Some of these stances were unpopular among the obsolete thinkers who organized the march. To them, Mas Canosa was never steadfast enough, intransigent enough. He never leaned far enough to the right. But Mas Canosa was courageous enough to step away from the Republicans when it became necessary, and from the obsolete right-wingers when it became appropriate.

I am going to miss that courage in the foundation. Particularly now that Cuban exiles need visionary leaders with organization and money to carry its ideas a step farther.

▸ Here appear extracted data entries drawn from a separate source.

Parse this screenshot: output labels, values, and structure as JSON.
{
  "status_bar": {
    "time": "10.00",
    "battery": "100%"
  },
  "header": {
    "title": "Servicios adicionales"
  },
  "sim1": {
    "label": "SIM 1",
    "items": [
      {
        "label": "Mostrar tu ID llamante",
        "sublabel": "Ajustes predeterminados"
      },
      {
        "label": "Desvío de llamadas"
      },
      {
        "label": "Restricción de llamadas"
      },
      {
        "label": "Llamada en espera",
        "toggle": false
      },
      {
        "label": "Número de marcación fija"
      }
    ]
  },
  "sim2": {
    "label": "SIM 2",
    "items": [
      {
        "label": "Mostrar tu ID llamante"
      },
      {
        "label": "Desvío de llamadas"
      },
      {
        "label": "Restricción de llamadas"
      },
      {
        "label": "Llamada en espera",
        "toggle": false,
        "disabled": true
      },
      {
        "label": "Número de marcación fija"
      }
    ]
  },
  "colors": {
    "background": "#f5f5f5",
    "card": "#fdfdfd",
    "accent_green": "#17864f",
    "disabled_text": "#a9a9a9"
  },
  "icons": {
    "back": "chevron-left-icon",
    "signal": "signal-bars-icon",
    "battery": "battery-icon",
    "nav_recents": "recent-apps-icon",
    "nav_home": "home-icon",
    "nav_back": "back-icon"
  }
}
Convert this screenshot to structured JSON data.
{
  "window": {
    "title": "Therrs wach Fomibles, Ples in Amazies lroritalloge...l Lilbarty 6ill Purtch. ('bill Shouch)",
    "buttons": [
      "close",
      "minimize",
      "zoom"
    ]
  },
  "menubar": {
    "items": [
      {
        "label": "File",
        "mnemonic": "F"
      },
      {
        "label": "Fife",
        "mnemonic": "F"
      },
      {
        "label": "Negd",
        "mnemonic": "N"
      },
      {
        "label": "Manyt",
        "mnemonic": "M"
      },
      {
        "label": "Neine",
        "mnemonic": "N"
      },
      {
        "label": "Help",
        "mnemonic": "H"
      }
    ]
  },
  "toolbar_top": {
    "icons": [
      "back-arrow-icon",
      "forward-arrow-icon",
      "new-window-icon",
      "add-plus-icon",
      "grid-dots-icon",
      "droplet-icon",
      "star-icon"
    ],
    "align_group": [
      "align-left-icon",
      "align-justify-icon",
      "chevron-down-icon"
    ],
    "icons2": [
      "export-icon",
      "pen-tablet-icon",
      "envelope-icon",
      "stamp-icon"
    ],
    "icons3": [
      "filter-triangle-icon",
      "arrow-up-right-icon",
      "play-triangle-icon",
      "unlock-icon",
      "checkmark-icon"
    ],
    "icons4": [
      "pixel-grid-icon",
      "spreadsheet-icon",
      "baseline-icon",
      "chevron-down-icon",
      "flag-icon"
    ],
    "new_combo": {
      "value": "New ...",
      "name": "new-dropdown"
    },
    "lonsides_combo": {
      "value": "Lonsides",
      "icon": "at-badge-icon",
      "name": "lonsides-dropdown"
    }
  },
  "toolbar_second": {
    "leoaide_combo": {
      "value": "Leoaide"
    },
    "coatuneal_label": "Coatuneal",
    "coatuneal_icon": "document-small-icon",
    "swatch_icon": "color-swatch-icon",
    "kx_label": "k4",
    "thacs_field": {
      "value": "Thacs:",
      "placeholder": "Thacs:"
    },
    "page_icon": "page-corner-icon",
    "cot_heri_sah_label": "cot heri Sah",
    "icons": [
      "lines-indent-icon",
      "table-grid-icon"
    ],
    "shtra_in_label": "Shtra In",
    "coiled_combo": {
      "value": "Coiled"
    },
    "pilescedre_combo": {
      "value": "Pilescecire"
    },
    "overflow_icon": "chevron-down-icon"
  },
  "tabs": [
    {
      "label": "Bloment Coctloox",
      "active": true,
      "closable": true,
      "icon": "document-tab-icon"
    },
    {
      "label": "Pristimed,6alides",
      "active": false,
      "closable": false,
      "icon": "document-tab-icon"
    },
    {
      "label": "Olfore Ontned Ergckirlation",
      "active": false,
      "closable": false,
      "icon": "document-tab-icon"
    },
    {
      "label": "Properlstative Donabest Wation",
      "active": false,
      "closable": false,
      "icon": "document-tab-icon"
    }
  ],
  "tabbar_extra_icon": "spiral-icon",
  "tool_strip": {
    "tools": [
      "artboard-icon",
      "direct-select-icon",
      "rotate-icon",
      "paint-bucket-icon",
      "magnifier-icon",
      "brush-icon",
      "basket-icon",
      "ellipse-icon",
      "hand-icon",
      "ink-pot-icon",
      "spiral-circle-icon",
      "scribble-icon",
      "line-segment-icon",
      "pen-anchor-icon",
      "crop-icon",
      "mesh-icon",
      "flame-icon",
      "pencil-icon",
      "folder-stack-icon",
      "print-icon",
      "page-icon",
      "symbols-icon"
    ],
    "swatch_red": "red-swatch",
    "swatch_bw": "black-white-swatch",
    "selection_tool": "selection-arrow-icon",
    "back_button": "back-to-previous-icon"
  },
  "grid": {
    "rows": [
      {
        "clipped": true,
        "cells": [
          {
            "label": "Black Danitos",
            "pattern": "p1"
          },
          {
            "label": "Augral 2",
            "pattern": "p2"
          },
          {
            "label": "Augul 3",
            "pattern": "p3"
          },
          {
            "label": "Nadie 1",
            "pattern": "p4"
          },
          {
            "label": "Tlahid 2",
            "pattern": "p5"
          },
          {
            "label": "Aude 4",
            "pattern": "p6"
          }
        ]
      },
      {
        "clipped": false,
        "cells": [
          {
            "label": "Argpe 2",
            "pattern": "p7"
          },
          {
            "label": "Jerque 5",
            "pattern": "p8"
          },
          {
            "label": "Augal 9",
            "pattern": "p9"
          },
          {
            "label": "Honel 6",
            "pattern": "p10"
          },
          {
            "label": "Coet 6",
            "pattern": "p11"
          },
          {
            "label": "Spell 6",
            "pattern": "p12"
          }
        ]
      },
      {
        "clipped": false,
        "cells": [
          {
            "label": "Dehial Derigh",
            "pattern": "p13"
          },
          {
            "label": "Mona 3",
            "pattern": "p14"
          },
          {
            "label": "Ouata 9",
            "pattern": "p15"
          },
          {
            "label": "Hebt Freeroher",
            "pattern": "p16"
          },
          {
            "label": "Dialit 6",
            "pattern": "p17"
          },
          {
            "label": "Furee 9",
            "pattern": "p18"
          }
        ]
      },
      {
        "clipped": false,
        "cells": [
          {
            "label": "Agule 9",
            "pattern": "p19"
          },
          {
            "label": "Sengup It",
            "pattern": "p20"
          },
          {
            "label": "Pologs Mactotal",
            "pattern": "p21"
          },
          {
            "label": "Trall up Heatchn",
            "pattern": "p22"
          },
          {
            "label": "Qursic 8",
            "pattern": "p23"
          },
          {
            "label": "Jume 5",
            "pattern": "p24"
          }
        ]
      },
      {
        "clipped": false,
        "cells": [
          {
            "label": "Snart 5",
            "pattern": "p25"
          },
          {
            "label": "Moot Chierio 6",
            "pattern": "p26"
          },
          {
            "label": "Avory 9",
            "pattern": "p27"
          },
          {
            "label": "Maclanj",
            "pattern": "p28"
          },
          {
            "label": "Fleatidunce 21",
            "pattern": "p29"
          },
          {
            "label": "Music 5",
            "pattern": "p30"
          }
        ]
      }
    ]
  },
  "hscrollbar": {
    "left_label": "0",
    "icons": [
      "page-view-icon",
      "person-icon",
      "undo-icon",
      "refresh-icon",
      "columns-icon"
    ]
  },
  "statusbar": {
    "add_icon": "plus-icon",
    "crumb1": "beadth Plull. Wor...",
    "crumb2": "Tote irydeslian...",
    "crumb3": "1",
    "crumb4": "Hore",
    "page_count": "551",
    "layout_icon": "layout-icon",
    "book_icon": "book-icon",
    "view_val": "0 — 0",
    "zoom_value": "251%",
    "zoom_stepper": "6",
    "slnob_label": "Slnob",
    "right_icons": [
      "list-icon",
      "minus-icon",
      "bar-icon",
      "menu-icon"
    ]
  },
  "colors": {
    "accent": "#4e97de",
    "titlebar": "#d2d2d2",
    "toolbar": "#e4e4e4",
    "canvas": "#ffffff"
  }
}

Thanks to the struggle for human rights, political lobbying, humanitarian flotillas of planes and ships, aid to relatives, and visits and phone calls to Cuba, today we have a small-but-solid political opposition and an embryonic civil society standing up to totalitarianism. But that's not enough. We need to open more social cracks in the wall of the dictatorship so that political defiance may flow more freely.

International aid to the Catholic Church, for example, has enabled thousands of the faithful to gather on the streets for the first time. This, in turn, allows Cardinal Jaime Ortega to make ever-more-daring social comments.

The march of love toward Cuba has begun. It is led by individual who seek no limelight, by organizations that are weak and short of money. But no one dares to invite full participation of the exile community. No one dares to explain that the transition to democracy in Cuba cannot be left to unscrupulous governments and financial interests, and that all roads lead to a strong Cuban society.

Who will invite the traditional exile to walk in this new march?